Floods in Assam, an instance of extreme weather events fuelled by climate change. Image courtesy: UB Photos/Times of India
Does more climate change information result in action that can effectively combat the problem? A study published in Nature concluded that regularly attributing extreme weather events and other natural disasters to their cause, climate change, can result in more responsible human behaviour. This change in attitude can then lead to humans adopting behavioural changes that can reduce greenhouse gas emissions, and thus limit rise in temperatures. Another research, however, showed that in face of threatening climate change information, people try to relieve their anxiety by adopting more isolationist attitudes.
The Nature research, led by Brian Beckage from University of Vermont, USA, saw that interaction between two human behavioural traits defined the response to climate change action: a person’s perception of their ability to behave in a certain manner, and a person’s perception of societal response to their behaviour. That is, how much one believes they can change their own behaviour, and how positively or negatively they believe the society would view their behaviour as.

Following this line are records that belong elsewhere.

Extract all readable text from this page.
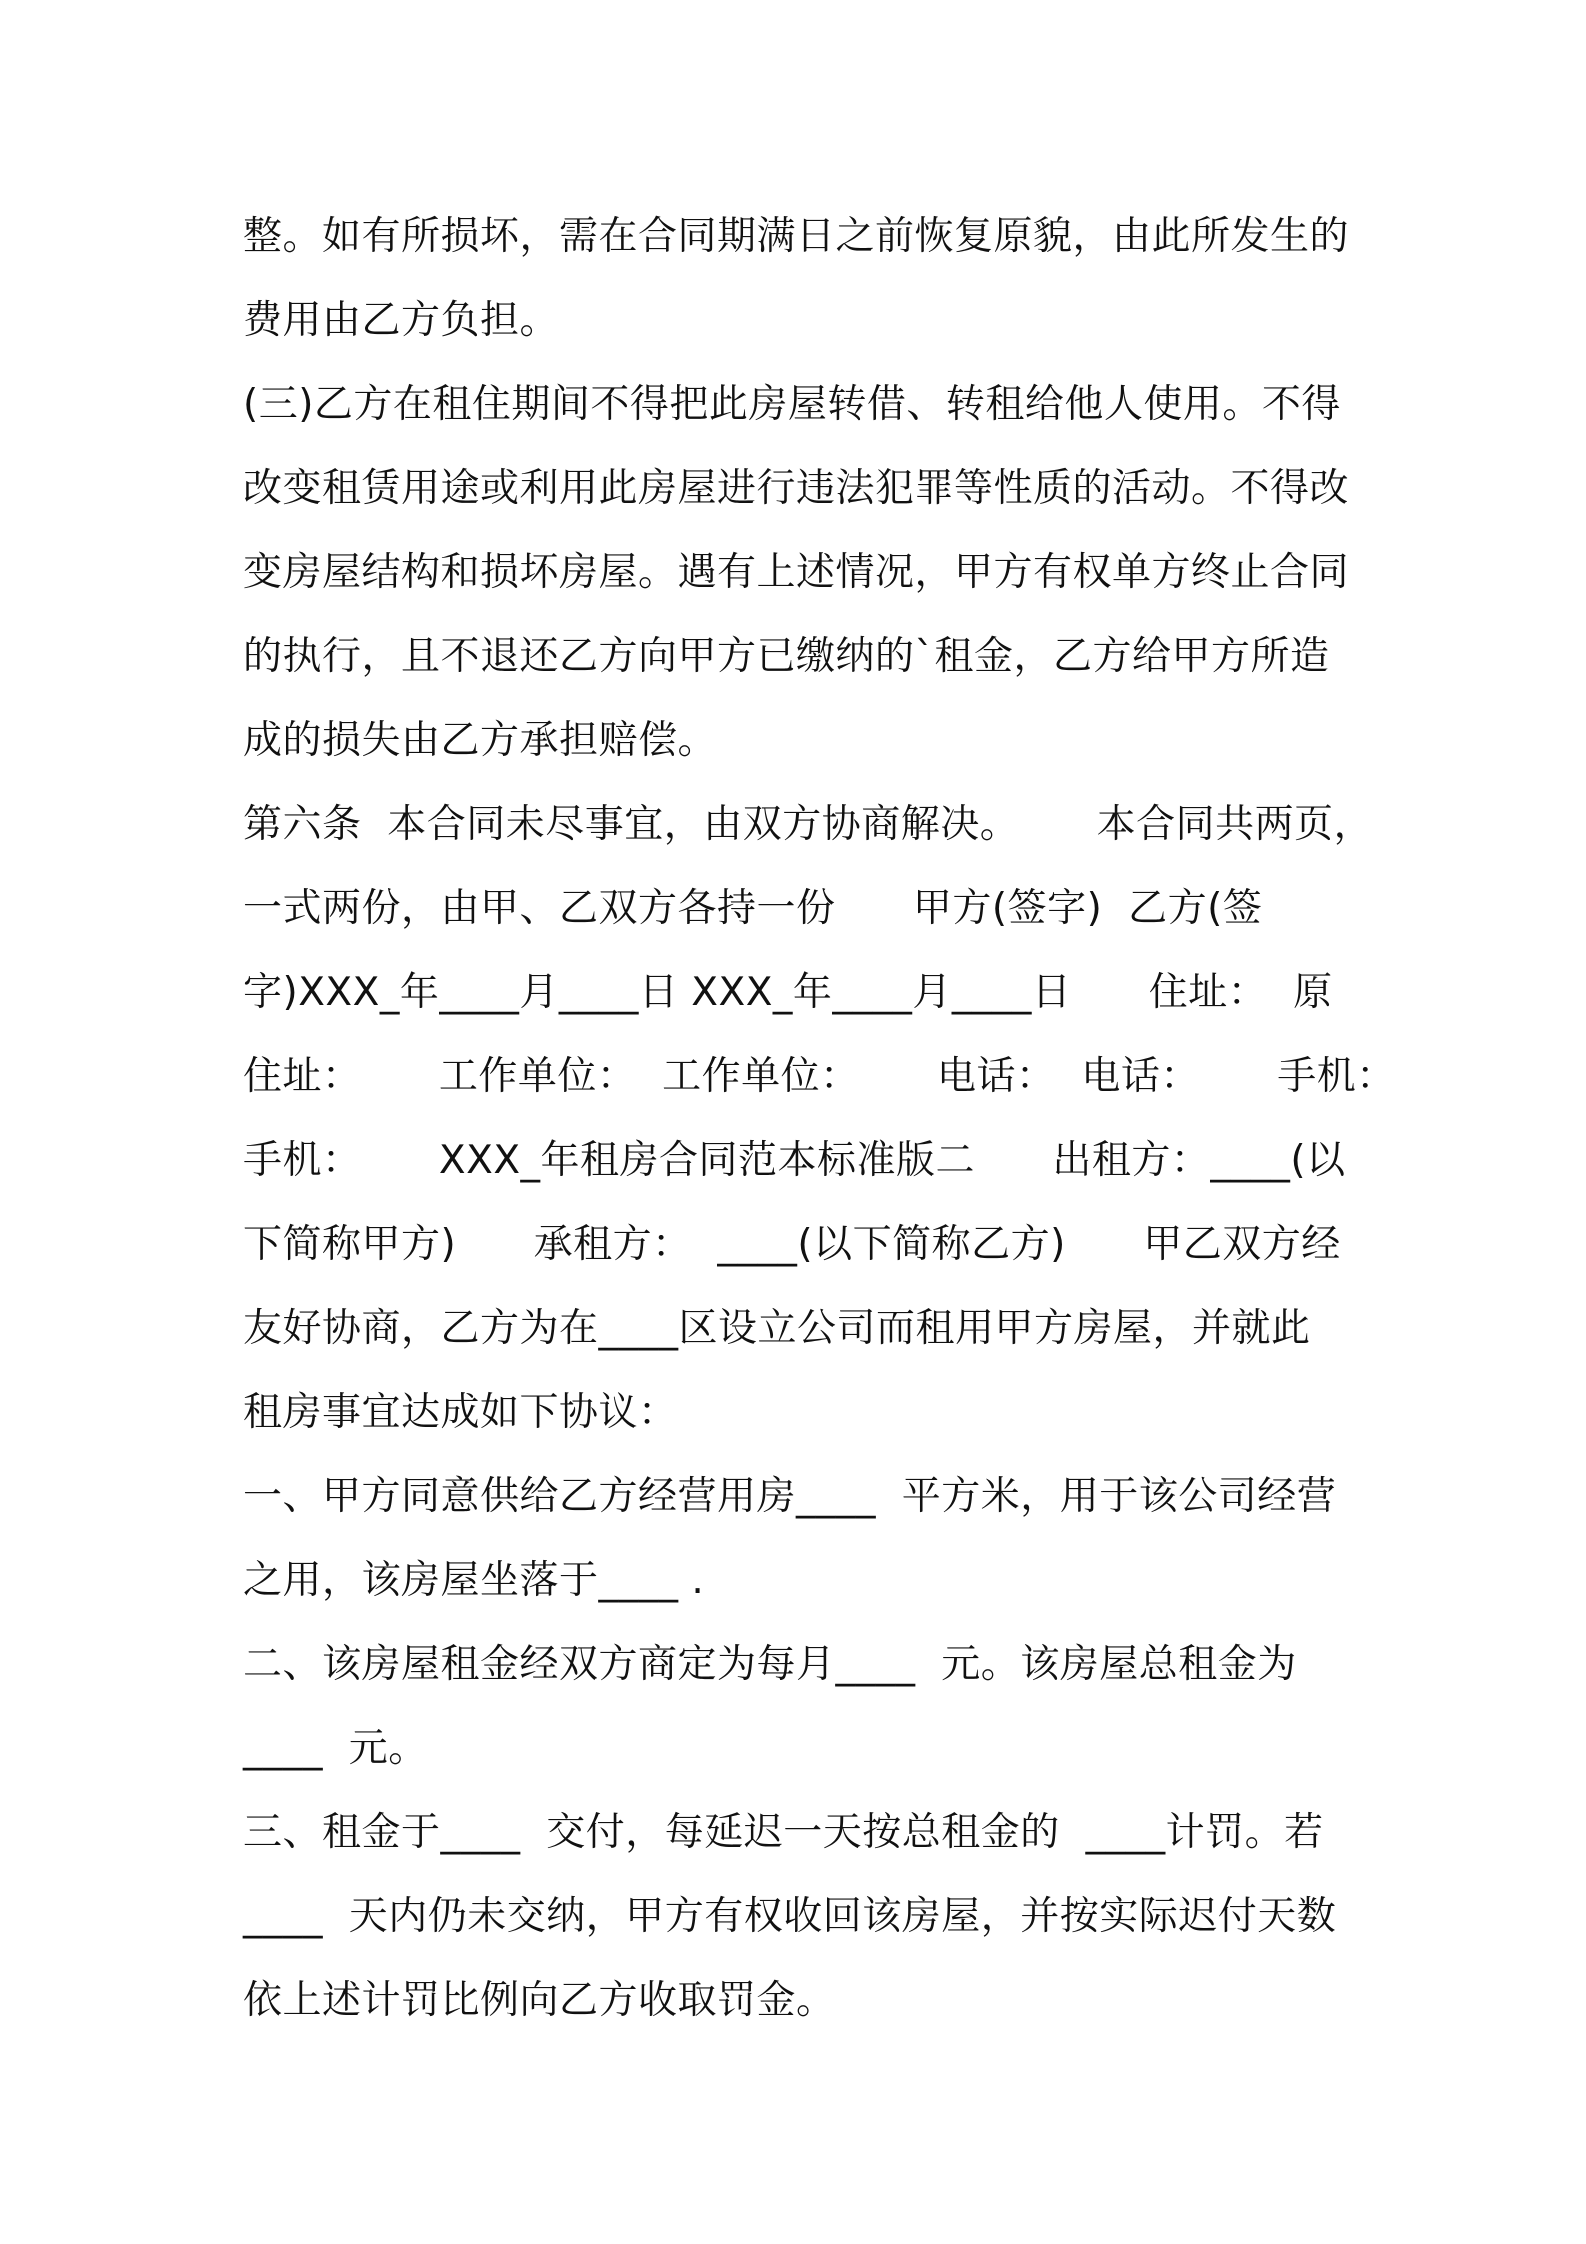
整。如有所损坏，需在合同期满日之前恢复原貌，由此所发生的
费用由乙方负担。
(三)乙方在租住期间不得把此房屋转借、转租给他人使用。不得
改变租赁用途或利用此房屋进行违法犯罪等性质的活动。不得改
变房屋结构和损坏房屋。遇有上述情况，甲方有权单方终止合同
的执行，且不退还乙方向甲方已缴纳的`租金，乙方给甲方所造
成的损失由乙方承担赔偿。
第六条  本合同未尽事宜，由双方协商解决。      本合同共两页，
一式两份，由甲、乙双方各持一份      甲方(签字)  乙方(签
字)XXX_年____月____日 XXX_年____月____日      住址：  原
住址：      工作单位：  工作单位：      电话：  电话：      手机：
手机：      XXX_年租房合同范本标准版二      出租方：____(以
下简称甲方)      承租方：  ____(以下简称乙方)      甲乙双方经
友好协商，乙方为在____区设立公司而租用甲方房屋，并就此
租房事宜达成如下协议：
一、甲方同意供给乙方经营用房____  平方米，用于该公司经营
之用，该房屋坐落于____ .
二、该房屋租金经双方商定为每月____  元。该房屋总租金为
____  元。
三、租金于____  交付，每延迟一天按总租金的  ____计罚。若
____  天内仍未交纳，甲方有权收回该房屋，并按实际迟付天数
依上述计罚比例向乙方收取罚金。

The team ran almost 8,00,000 simulations with different levels of the two behavioural traits and checked the impact on climate change. They saw that the best case scenario presented itself when both perceived personal ability and perceived societal response was high. The predicted increase in global temperatures were lowest in this case, at a rise of 3.4 degrees celsius by the year 2100. The opposite happened when perceived personal ability was high, but perceived societal response was low. Highest temperature increase of 6.2 degrees celsius by 2100 was seen in this case. When human behaviour is not considered in the model, a temperature rise of 4.9 degrees was predicted.

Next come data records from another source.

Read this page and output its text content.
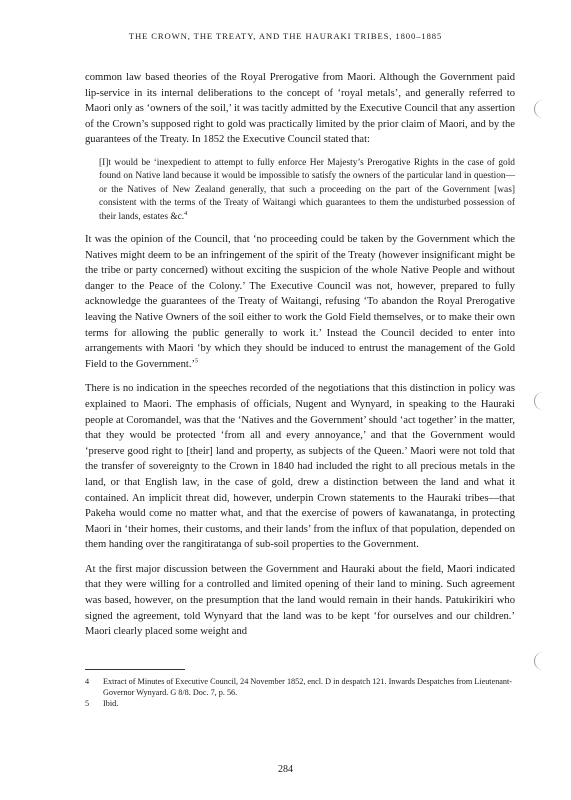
THE CROWN, THE TREATY, AND THE HAURAKI TRIBES, 1800–1885

common law based theories of the Royal Prerogative from Maori. Although the Government paid lip-service in its internal deliberations to the concept of ‘royal metals’, and generally referred to Maori only as ‘owners of the soil,’ it was tacitly admitted by the Executive Council that any assertion of the Crown’s supposed right to gold was practically limited by the prior claim of Maori, and by the guarantees of the Treaty. In 1852 the Executive Council stated that:

[I]t would be ‘inexpedient to attempt to fully enforce Her Majesty’s Prerogative Rights in the case of gold found on Native land because it would be impossible to satisfy the owners of the particular land in question—or the Natives of New Zealand generally, that such a proceeding on the part of the Government [was] consistent with the terms of the Treaty of Waitangi which guarantees to them the undisturbed possession of their lands, estates &c.$^4$

It was the opinion of the Council, that ‘no proceeding could be taken by the Government which the Natives might deem to be an infringement of the spirit of the Treaty (however insignificant might be the tribe or party concerned) without exciting the suspicion of the whole Native People and without danger to the Peace of the Colony.’ The Executive Council was not, however, prepared to fully acknowledge the guarantees of the Treaty of Waitangi, refusing ‘To abandon the Royal Prerogative leaving the Native Owners of the soil either to work the Gold Field themselves, or to make their own terms for allowing the public generally to work it.’ Instead the Council decided to enter into arrangements with Maori ‘by which they should be induced to entrust the management of the Gold Field to the Government.’$^5$

There is no indication in the speeches recorded of the negotiations that this distinction in policy was explained to Maori. The emphasis of officials, Nugent and Wynyard, in speaking to the Hauraki people at Coromandel, was that the ‘Natives and the Government’ should ‘act together’ in the matter, that they would be protected ‘from all and every annoyance,’ and that the Government would ‘preserve good right to [their] land and property, as subjects of the Queen.’ Maori were not told that the transfer of sovereignty to the Crown in 1840 had included the right to all precious metals in the land, or that English law, in the case of gold, drew a distinction between the land and what it contained. An implicit threat did, however, underpin Crown statements to the Hauraki tribes—that Pakeha would come no matter what, and that the exercise of powers of kawanatanga, in protecting Maori in ‘their homes, their customs, and their lands’ from the influx of that population, depended on them handing over the rangitiratanga of sub-soil properties to the Government.

At the first major discussion between the Government and Hauraki about the field, Maori indicated that they were willing for a controlled and limited opening of their land to mining. Such agreement was based, however, on the presumption that the land would remain in their hands. Patukirikiri who signed the agreement, told Wynyard that the land was to be kept ‘for ourselves and our children.’ Maori clearly placed some weight and

4	Extract of Minutes of Executive Council, 24 November 1852, encl. D in despatch 121. Inwards Despatches from Lieutenant-Governor Wynyard. G 8/8. Doc. 7, p. 56.
5	Ibid.
284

In the lowest temperature increase, the two behavioural traits interact to promote “cumulative mitigation responses”. These are long-term changes caused by reforms in public policy and regulations in economy. With just high perceived personal ability, more non-cumulative mitigation responses are seen. In these, individuals may adopt short-term changes, such as using air conditioners less, or taking public transport more often. But these changes in behaviour can reverse quickly and do not have a meaningful impact on reducing climate change.

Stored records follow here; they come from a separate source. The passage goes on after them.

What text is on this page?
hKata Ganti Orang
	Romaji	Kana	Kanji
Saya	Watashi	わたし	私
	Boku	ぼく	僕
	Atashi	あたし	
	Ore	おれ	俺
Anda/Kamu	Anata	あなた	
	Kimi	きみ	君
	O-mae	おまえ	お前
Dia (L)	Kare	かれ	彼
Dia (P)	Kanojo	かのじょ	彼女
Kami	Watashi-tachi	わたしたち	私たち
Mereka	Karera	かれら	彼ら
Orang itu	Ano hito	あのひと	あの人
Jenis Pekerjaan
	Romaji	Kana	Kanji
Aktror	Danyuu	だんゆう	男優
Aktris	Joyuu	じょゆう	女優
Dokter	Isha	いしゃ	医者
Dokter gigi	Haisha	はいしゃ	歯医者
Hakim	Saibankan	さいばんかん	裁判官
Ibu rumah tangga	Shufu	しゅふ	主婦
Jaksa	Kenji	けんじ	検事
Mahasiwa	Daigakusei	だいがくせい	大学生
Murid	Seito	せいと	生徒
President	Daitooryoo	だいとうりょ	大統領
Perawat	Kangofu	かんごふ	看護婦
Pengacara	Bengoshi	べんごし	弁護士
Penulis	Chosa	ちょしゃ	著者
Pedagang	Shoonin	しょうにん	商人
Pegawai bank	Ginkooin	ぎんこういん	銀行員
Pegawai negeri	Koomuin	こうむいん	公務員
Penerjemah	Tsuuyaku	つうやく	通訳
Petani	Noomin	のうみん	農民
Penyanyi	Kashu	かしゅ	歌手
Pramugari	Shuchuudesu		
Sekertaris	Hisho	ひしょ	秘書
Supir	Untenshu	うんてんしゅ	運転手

The other research, published in Sage, showed that when presented with threatening consequences of climate change, individuals tend to suppress the anxiety induced by the threat and respond in a more symbolic manner instead of taking pro-environment actions. There is an increased display of ethnocentric and nationalist behaviours. This does not reduce the impact climate change can have, but does help in overcoming anxiety.
The study says, “People often respond to threat with suppression or avoidance. For example, smokers avoid information that reveals a connection between smoking and cancer. In addition, people who feel unknowledgeable about a threatening social issue avoid acquiring further information about it, creating a vicious cycle in which ignorance caused by threat breeds further ignorance.”
The researchers of the Nature study believe that management of public perception of climate change should be included in mitigation strategies and policies. Community programmes which promote changing habits to reduce emissions can play an important role in combating climate change. “For example, community solar organizations reduce the cost and difficulty of purchasing residential solar photovoltaics by offering education and financing options, and increase the local social acceptability of adopting solar by hosting community meetings and encouraging adopters to communicate with neighbours,” the authors write.
The paper, however, leaves some important questions unanswered, such as the difference of attitude of people in first and third world countries, and the extent of disasters that will prompt a large-scale behavioural change. The authors write that news organisations will have an important role to play, as only when they attribute extreme weather events to climate change can a change in attitude be seen. But most mainstream media organisations today are owned and run by corporate houses which have fossil fuels at the heart of their profits. How soon can their attitude be expected to change? Will it be too late by the time these corporates perceive climate change threats to be major enough to abandon fossil fuels?